Sunday, 10 February 2013

pearl binder


pearl binder

Artists' International Association (AIA
The association's aim was to promote the 'Unity of Artists for Peace, Democracy and Cultural Development'. It also aimed to promote wider access to art through travelling exhibitions and public art projects. The Artists International Association was a response to the social and political conflicts of the 1930s. It embraced all aspects of practice and held a series of group exhibitions. The AIA supported the left-wing Republican side in the Spanish Civil War through exhibitions and other fund-raising activities. The Association was also involved in the settling of artists displaced by the Nazi regime in Germany. Many of those linked with the Association were also pacifists.

An association of left-wing British artists founded in London in 1932 with the aim of achieving ‘the unity of artists against Fascism and war and the suppression of culture’. Originally it was called Artists International, but it added the word ‘Association’ to its name when it was reconstituted in 1935. It continued until 1971, but abandoned its political objectives in 1953, thereafter existing as an exhibiting society.

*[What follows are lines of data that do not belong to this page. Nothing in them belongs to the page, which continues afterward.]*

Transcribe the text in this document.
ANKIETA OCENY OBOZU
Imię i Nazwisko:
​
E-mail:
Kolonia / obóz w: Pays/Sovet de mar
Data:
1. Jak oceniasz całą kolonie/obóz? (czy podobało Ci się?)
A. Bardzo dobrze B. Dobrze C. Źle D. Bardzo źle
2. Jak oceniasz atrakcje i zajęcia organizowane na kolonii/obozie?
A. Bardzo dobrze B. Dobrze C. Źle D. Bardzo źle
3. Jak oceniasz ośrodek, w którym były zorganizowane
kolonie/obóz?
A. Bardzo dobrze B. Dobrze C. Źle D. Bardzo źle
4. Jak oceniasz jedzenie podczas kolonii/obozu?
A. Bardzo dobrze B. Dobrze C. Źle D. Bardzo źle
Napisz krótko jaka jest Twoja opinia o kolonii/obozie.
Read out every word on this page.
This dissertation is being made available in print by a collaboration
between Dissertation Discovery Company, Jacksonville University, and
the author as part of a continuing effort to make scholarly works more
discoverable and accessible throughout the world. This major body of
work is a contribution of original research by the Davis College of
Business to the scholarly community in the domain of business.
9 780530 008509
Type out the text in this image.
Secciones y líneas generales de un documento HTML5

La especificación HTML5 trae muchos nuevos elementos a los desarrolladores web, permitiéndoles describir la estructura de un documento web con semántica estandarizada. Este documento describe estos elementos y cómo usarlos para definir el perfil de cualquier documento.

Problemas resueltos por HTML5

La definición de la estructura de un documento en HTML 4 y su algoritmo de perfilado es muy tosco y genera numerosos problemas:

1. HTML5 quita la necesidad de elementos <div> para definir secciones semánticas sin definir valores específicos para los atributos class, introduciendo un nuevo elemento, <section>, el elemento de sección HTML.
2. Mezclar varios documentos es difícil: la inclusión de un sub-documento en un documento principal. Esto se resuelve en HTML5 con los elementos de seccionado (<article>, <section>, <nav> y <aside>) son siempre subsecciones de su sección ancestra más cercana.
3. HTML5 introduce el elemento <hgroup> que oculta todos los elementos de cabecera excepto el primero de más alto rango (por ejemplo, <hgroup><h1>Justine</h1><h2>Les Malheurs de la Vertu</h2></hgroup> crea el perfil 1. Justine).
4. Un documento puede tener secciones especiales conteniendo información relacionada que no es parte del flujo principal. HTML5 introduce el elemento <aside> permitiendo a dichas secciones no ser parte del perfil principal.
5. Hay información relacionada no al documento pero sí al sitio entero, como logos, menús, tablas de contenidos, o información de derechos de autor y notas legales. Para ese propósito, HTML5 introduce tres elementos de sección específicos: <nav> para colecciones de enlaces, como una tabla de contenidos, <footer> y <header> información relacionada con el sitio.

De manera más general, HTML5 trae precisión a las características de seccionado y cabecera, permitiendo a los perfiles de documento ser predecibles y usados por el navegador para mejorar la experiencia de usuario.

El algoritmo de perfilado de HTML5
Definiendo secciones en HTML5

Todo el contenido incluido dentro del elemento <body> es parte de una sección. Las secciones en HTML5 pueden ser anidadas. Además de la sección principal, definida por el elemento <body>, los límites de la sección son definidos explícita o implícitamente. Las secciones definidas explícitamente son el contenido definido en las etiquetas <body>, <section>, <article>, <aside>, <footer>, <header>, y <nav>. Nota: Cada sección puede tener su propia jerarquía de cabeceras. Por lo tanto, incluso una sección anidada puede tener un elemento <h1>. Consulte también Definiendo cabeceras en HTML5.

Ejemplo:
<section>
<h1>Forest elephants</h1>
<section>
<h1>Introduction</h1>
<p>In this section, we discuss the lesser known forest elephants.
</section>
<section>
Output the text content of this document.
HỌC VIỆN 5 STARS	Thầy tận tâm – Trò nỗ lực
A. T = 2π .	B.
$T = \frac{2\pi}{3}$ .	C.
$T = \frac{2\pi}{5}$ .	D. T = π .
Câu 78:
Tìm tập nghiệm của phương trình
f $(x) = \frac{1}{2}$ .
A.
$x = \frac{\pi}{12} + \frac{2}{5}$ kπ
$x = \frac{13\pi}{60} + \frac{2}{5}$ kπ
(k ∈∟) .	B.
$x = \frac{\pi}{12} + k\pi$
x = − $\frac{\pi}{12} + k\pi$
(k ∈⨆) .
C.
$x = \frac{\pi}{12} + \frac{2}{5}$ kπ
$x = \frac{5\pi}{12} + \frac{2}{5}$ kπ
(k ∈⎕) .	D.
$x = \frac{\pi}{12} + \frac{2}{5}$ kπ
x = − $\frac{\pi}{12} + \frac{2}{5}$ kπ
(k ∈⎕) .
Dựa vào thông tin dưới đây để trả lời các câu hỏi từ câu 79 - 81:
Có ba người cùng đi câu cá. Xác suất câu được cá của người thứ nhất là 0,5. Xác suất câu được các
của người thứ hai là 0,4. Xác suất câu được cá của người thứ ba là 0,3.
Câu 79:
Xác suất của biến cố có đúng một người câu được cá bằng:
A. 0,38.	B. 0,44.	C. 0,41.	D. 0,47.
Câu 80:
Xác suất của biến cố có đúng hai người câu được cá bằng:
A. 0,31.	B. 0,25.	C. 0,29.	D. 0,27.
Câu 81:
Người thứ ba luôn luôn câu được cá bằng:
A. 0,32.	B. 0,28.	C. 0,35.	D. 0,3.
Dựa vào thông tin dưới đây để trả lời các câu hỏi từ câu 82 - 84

Initially there were 32 members, mainly commercial artists and designers, although they also included the German-born Marxist art historian Francis Klingender (1907–55), who described his work as ‘theoretical and historical studies designed to elucidate the role of art as one of the great value-forming agencies in the social structure and social change’. The first chairman was the industrial designer Misha Black (1910–77), who later played an important role in the Festival of Britain. At the outset the position of the group was avowedly Marxist and its activities included producing pamphlets, posters, and other propaganda material (making use of facilities at the Central School of Art, where one of the founder members, James Fitton (1899–1982), taught lithography). Modern art, with its ‘negation of content’, was viewed with some suspicion as a sign of bourgeois decadence, but after the Association was reconstituted in 1935 it became much less doctrinaire and attracted support from artists working in a wide range of styles. Its exhibition ‘Artists against Fascism and War’ (1935), for example, included work by Robert Medley, Henry Moore, and Paul Nash, and by the end of the Second World War the Association had more than a thousand members. In addition to holding exhibitions, the AIA published a journal (sporadically and under different titles and formats, beginning as Artists International Bulletin, 1934–5) and also a book of essays entitled 5 on Revolutionary Art (1935). This was edited by the sculptor Betty Rea and the five contributors were Eric Gill, the ethnomusicologist A. L. Lloyd, Klingender, Herbert Read who gamely made the case, unpopular in the AIA, for the avant-garde against realism, and the writer Alick West.